Ce changement pourrait être lié "au lobby des exportateurs russes (...) qui ont beaucoup de volumes à exporter", suggère M. Poncelet, qui souligne qu'il sera difficile d'avoir le fin mot de l'histoire.

Il y a effectivement "des surplus de la Russie qu'on n'avait pas anticipé et la baisse du rouble a amélioré la compétitivité des prix russes", explique M. Vercambre.

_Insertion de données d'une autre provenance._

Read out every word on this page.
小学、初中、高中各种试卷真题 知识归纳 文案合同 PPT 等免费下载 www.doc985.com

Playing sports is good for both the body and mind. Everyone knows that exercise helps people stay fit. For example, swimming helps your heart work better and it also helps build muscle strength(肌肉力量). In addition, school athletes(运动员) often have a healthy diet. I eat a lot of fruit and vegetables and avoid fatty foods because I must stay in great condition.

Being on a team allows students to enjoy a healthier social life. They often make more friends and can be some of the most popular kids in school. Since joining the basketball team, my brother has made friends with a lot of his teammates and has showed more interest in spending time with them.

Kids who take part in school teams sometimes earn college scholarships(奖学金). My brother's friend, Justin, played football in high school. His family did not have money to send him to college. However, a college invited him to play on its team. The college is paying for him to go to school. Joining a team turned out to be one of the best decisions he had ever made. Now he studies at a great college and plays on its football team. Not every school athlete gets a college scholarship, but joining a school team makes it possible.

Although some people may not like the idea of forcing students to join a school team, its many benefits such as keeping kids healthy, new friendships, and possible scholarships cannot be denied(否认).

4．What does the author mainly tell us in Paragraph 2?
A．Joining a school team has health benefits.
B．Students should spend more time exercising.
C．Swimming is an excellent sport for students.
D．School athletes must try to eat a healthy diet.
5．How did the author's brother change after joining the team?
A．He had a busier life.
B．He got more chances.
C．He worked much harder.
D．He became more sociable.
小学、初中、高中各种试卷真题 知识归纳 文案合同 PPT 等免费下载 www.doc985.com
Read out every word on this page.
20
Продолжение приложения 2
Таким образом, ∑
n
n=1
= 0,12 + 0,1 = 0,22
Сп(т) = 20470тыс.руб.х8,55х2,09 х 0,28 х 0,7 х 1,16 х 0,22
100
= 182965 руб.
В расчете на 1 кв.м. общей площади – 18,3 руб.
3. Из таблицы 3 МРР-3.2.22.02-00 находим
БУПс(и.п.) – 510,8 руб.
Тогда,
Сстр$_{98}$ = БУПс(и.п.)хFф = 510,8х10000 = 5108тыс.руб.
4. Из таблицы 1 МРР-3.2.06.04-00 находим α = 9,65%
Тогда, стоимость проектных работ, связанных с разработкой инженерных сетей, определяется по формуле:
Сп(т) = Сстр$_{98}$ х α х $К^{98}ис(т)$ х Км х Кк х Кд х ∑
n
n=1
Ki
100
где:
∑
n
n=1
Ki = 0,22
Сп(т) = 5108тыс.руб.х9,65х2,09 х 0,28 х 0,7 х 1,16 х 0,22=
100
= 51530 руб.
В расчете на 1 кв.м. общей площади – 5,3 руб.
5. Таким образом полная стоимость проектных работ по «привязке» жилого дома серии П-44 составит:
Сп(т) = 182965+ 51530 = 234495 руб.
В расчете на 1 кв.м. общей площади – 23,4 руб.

- L'Algérie et le Maroc en compensation -

De plus, la concurrence internationale est rude, "face à une offre mondiale qui reste abondante", après des récoltes de blé record, souligne FranceAgriMer.

Le prix du blé américain, par exemple, "a tellement baissé qu'à un moment ça entre dans le calcul" de pays comme l'Égypte, malgré la distance, rappelle M. Vercambre.

Outre les questions d'humidité, le blé français pâtit d'une teneur en protéines plus faible que celle de ses concurrents, ce qui pose des problèmes de qualité pour la fabrication du pain. Or, les importateurs d'Afrique du Nord et du Moyen-Orient surveillent de près cette question.

Résultat: la France, qui espérait fin 2013 refaire son retard sur la Roumanie, la Russie et l'Ukraine, grands fournisseurs de l'Égypte, n'avait vendu début janvier que 540.000 tonnes au Caire, sur les 3,7 millions achetées depuis le début de la campagne, selon FranceAgriMer.

Pour FranceAgriMer, la décision de l'Égypte ne ferme pas totalement la porte au blé français, mais elle rend les choses plus compliquées, car il faudra acheminer le blé le plus sec, qui ne vient pas forcément des zones les plus proches des ports.

"C'est difficile en cours de campagne", estime Rémi Haquin.

Toutefois, la forte demande de l'Algérie et du Maroc, "pourrait compenser ce qu'on ne fera pas vers l'Égypte", espère Mme Le Lamer.

Fin janvier, 3,4 millions de tonnes de blé avaient déjà été chargées vers l'Algérie, soit la totalité de ce qui avait été vendu à ce pays lors de la campagne précédente.

Au total, les chargements de blé français vers les pays hors UE atteignent tout de même 6,9 millions de tonnes fin janvier, contre 5,7 millions à la même époque en 2012 et 2013, selon FranceAgriMer.

Récemment, FranceAgriMer a aussi pris des mesures pour aider les céréaliers français a relever leurs taux de protéines.